Find the right doctor that will listen to you. I went to a psychologist, GPs might be a bit harder. Hyperactivity, impulsively, attention issues. You might not have clearly shown symptoms from a mile away but you probably had them if you looked long enough. Since getting treatment, I've improved my life beyond what I thought was possible. I'm two quarters away from finishing my masters with a 3.7.
Yes, weird with the teacher relationships. A kid from my class, strong on the hyperactive side, was really hated by some teachers. One threatened to beat him up in front of the whole class, another (of the super nice relaxed ones) just threw him out with a book to study on his own in the hallway. I suspect that he never did a single line of homework or studying at home, but his test grades were too good to let him fail.
I don't have hyperactivity. The best teacher I had really hated me, because he was all about punctuality, reliability, discipline - totally not my approach to math. His teaching was great, I didn't forget a single lecture to this day, and it allowed me to get all the math course certificates for a STEM field later, although I never finished the degree. A few STEM teaches though realised that my obsession with electronics and programming was really getting somewhere and tried to motivate me to put in the time in related fields, but I never put any work in, and only for computer science was that enough to still ace it.
My own son is even stronger in the extremes.

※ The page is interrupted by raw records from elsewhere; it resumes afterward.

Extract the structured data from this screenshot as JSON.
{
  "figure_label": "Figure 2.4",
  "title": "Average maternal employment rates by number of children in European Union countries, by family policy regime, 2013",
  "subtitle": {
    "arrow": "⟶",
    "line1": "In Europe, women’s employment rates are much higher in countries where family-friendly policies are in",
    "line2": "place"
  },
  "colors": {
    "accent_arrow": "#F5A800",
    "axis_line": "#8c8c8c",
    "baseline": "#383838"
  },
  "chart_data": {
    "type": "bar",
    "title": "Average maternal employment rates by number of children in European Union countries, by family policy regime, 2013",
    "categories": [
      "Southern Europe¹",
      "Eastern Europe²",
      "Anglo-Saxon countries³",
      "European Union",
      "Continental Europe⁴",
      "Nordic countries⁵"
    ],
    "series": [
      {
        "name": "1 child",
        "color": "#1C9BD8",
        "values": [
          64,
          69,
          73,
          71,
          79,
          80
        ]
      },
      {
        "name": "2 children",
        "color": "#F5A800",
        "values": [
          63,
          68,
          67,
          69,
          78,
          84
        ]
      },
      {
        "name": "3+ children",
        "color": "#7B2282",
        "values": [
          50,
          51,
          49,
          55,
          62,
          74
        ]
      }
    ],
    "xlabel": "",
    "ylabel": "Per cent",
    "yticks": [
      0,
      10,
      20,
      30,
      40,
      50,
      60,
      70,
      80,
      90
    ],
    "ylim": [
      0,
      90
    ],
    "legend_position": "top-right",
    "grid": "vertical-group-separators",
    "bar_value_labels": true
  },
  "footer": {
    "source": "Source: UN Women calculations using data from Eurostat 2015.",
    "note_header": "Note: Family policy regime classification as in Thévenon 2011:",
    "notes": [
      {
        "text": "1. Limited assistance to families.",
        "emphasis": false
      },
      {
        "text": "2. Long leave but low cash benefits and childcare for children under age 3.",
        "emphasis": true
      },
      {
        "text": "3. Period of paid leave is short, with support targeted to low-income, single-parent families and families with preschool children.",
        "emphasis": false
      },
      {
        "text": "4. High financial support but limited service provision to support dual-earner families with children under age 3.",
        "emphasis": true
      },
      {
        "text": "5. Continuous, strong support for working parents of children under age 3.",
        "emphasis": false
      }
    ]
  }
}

He is barely old enough for his grade, but already has to take math in the grade above. Can't skip, because his reading & writing is just on par (although in two languages). But he is extremely disruptive. His teachers seem like they understand that he puts in the same mental effort to focus and sit still, just with worse results than the average. And they support my suspicion that he has ADHD and should get tested. Well, will probably take 4 - 6 months to get an appointment, and another 4 - 6 months until there is a diagnosis.
I never had restless leg syndrome, however I did have one teacher claiming that I was a literal genius, while another was recommending I be held back a grade in high school. Lol. Fun times.
In AP Computer Science my teacher gave me a school award for how good I was and had me lead lessons and was constantly called brilliant, and I got a 5 on the AP test without an issue. I also got a C in the class.
I'm now 31 and have dropped out of college because, despite never struggling in a class, I stopped doing any of the work when I thought caffeine was causing me issues because I was addicted (which I totally was) and quit it. I just realized I'm textbook ADHD and no one bothered to tell me before. The caffeine was what kept me sane.
Is the bruised legs from punching yourself in frustration? That's why I would have bruises like that. That might not be the ADHD, though. It could be the autism or the borderline personality disorder. And it's actually a coping mechanism to hit myself instead of breaking things.
Nah, that's accidently whacking yourself on things. Doorknobs are my nemesis (hips/waist), as are countertop corners (knees) and cabinet doors (back of head)
The tolerance going up really fast is the worst part for me. I've found a little bit more success by taking lower doses on weekends and my normal dose on nights when I actually need to sleep at a reasonable hour.